1875 veröffentlichte er die Streitschrift Herr von Treitschke der Sozialistentöter und die Zukunft des Liberalismus. Er galt nun irrtümlich als Anhänger der Sozialdemokratie. 1876 griff Mehring den demokratischen Politiker und Besitzer der „Frankfurter Zeitung“ Leopold Sonnemann, der in unsaubere kapitalistische Geschäfte verwickelt war, heftig an. Dieser stand der Sozialdemokratie nahe, und deren führende Vertreter schätzten ihn sehr. Sie nahmen deshalb Sonnemann gegen die Kritik Mehrings in Schutz. Der ging nun generell gegenüber der Sozialdemokratie auf Distanz. In den Jahren 1877 bis 1880 veröffentlichte er mehrere antisozialistische Schriften, die er dann in dem Buch Die deutsche Sozialdemokratie, ihre Geschichte und ihre Lehre zusammenfasste. Für dieses Buch verlieh ihm die Philosophische Fakultät der Leipziger Universität 1882 den Titel eines Dr. phil.

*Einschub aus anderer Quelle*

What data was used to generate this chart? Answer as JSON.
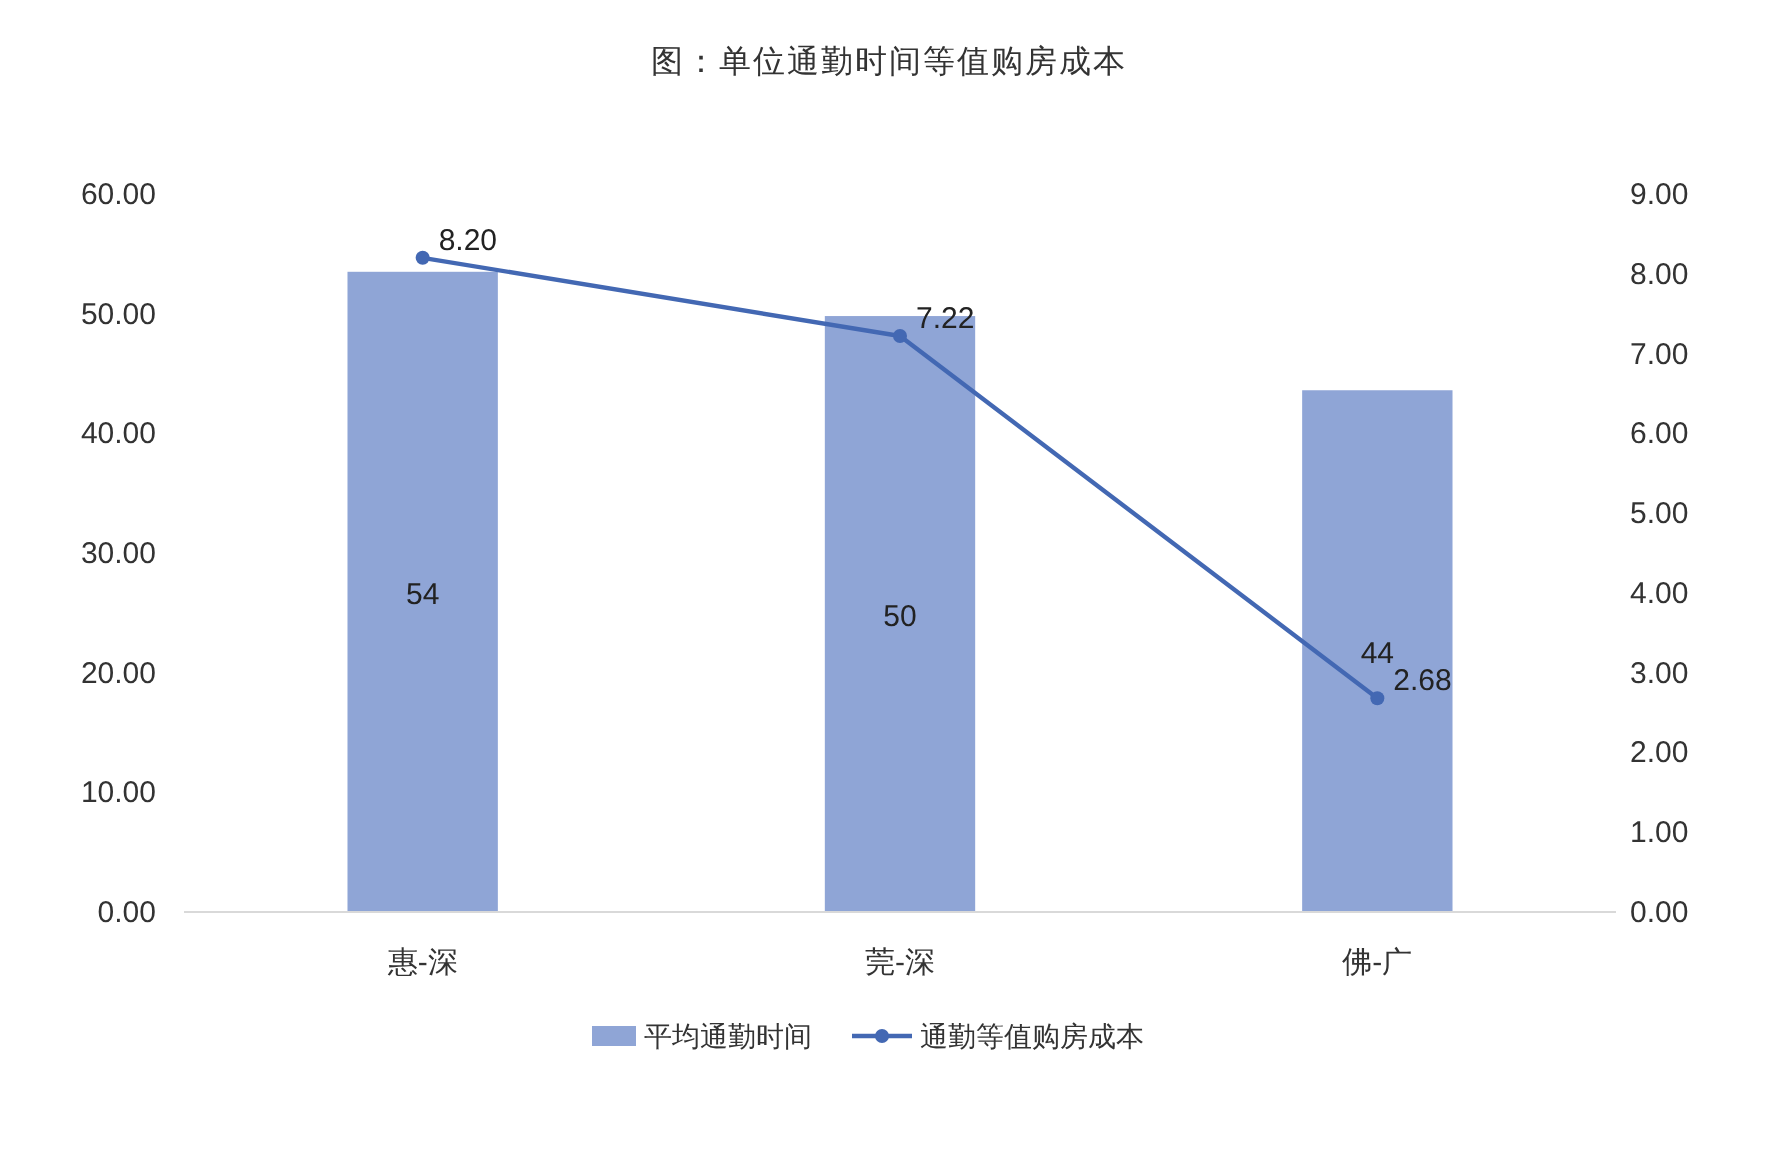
{
  "chart_data": {
    "type": "bar",
    "title": "图：单位通勤时间等值购房成本",
    "categories": [
      "惠-深",
      "莞-深",
      "佛-广"
    ],
    "series": [
      {
        "name": "平均通勤时间",
        "color": "#8fa5d6",
        "values": [
          53.5,
          49.8,
          43.6
        ],
        "value_labels": [
          "54",
          "50",
          "44"
        ]
      },
      {
        "name": "通勤等值购房成本",
        "type": "line",
        "axis": "y2",
        "color": "#4368b3",
        "marker": "circle",
        "values": [
          8.2,
          7.22,
          2.68
        ],
        "value_labels": [
          "8.20",
          "7.22",
          "2.68"
        ]
      }
    ],
    "ylim": [
      0,
      60
    ],
    "yticks": [
      {
        "value": 0,
        "label": "0.00"
      },
      {
        "value": 10,
        "label": "10.00"
      },
      {
        "value": 20,
        "label": "20.00"
      },
      {
        "value": 30,
        "label": "30.00"
      },
      {
        "value": 40,
        "label": "40.00"
      },
      {
        "value": 50,
        "label": "50.00"
      },
      {
        "value": 60,
        "label": "60.00"
      }
    ],
    "y2lim": [
      0,
      9
    ],
    "y2ticks": [
      {
        "value": 0,
        "label": "0.00"
      },
      {
        "value": 1,
        "label": "1.00"
      },
      {
        "value": 2,
        "label": "2.00"
      },
      {
        "value": 3,
        "label": "3.00"
      },
      {
        "value": 4,
        "label": "4.00"
      },
      {
        "value": 5,
        "label": "5.00"
      },
      {
        "value": 6,
        "label": "6.00"
      },
      {
        "value": 7,
        "label": "7.00"
      },
      {
        "value": 8,
        "label": "8.00"
      },
      {
        "value": 9,
        "label": "9.00"
      }
    ],
    "legend": "bottom"
  }
}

1878 bis 1884 arbeitete Mehring für die liberale Bremer „Weser-Zeitung“. Seit 1880 befasste er sich intensiv mit den Schriften von Karl Marx. Er kritisierte die rigide Handhabung des Sozialistengesetzes und sympathisierte mehr und mehr mit den verfolgten Sozialdemokraten.

1884 bis 1890 war Mehring Mitarbeiter, seit 1889 Chefredakteur der demokratischen Berliner „Volks-Zeitung“. Er nahm freundschaftliche Beziehungen zu den führenden Sozialdemokraten August Bebel und Wilhelm Liebknecht auf.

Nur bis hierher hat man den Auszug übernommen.